Methods: Data sources include survey of secondary school students (n=29,148) linked to administrative data (n=107 schools) from a large urban district. The racial composition of participants was 2% Native American, 5% Asian or Pacific Islander, 12% Black, 51% Latino, 19% White, and 11% Multiracial. Multilevel modeling was used to estimate the relationships between school-level rates of suspension for Black students and six measures of school connectedness.
Results: Controlling for race, gender, grade level, school racial composition, and the school’s overall suspension rate, analyses revealed that the suspension rate for Black youth was significantly and negatively associated with five measures of connectedness for all students: perceptions of teachers’ care (OR=.20, p<.001) and encouragement (OR=.14, p<.01); respectful treatment by school adults (OR=.12, p<.01); the availability of school adults with whom students feel comfortable discussing safety concerns (OR =.36, p<.05); and a school climate that teaches respect for people of all backgrounds (OR=.12, p<.01).

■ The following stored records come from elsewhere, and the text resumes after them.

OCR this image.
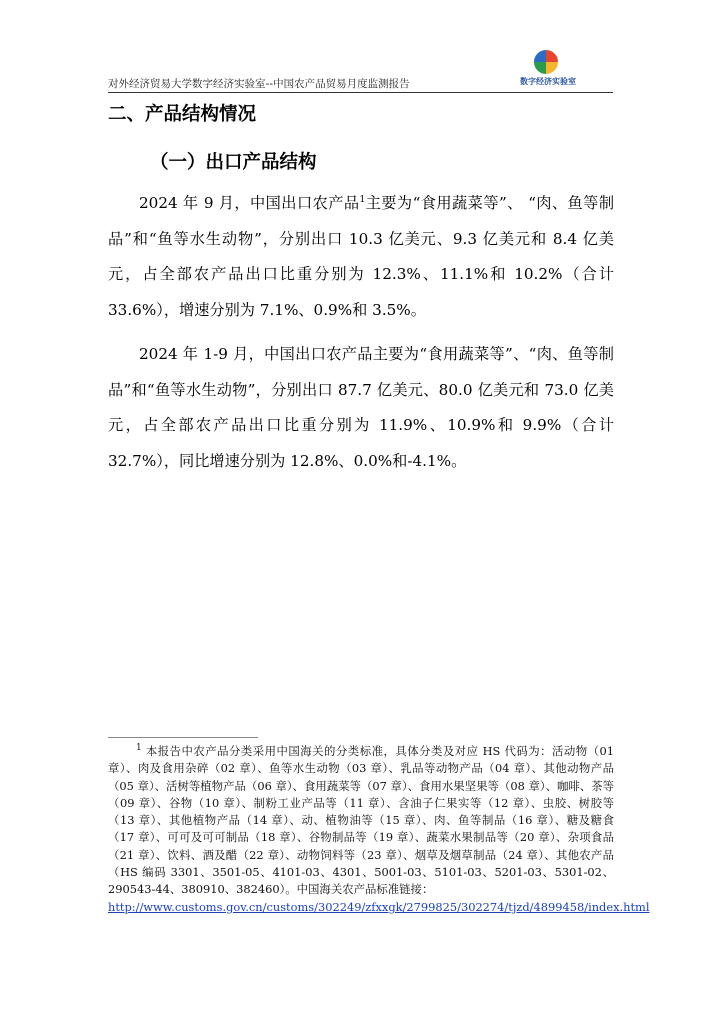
对外经济贸易大学数字经济实验室--中国农产品贸易月度监测报告	数字经济实验室
二、产品结构情况
（一）出口产品结构
2024 年 9 月，中国出口农产品$^1$主要为“食用蔬菜等”、 “肉、鱼等制品”和“鱼等水生动物”，分别出口 10.3 亿美元、9.3 亿美元和 8.4 亿美元，占全部农产品出口比重分别为 12.3%、11.1%和 10.2%（合计 33.6%），增速分别为 7.1%、0.9%和 3.5%。
2024 年 1-9 月，中国出口农产品主要为“食用蔬菜等”、“肉、鱼等制品”和“鱼等水生动物”，分别出口 87.7 亿美元、80.0 亿美元和 73.0 亿美元，占全部农产品出口比重分别为 11.9%、10.9%和 9.9%（合计 32.7%），同比增速分别为 12.8%、0.0%和-4.1%。
$^1$ 本报告中农产品分类采用中国海关的分类标准，具体分类及对应 HS 代码为：活动物（01 章）、肉及食用杂碎（02 章）、鱼等水生动物（03 章）、乳品等动物产品（04 章）、其他动物产品（05 章）、活树等植物产品（06 章）、食用蔬菜等（07 章）、食用水果坚果等（08 章）、咖啡、茶等（09 章）、谷物（10 章）、制粉工业产品等（11 章）、含油子仁果实等（12 章）、虫胶、树胶等（13 章）、其他植物产品（14 章）、动、植物油等（15 章）、肉、鱼等制品（16 章）、糖及糖食（17 章）、可可及可可制品（18 章）、谷物制品等（19 章）、蔬菜水果制品等（20 章）、杂项食品（21 章）、饮料、酒及醋（22 章）、动物饲料等（23 章）、烟草及烟草制品（24 章）、其他农产品（HS 编码 3301、3501-05、4101-03、4301、5001-03、5101-03、5201-03、5301-02、290543-44、380910、382460）。中国海关农产品标准链接：
http://www.customs.gov.cn/customs/302249/zfxxgk/2799825/302274/tjzd/4899458/index.html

Conclusion: Study results broaden our understanding of the possible deleterious impacts of discipline disparities. Findings suggest that all youth, not just students of color, may be harmed by racial discipline gaps. Preventive interventions that reduce discipline disproportionalities may also improve all students’ school connectedness, thereby lowering their risk for negative developmental outcomes.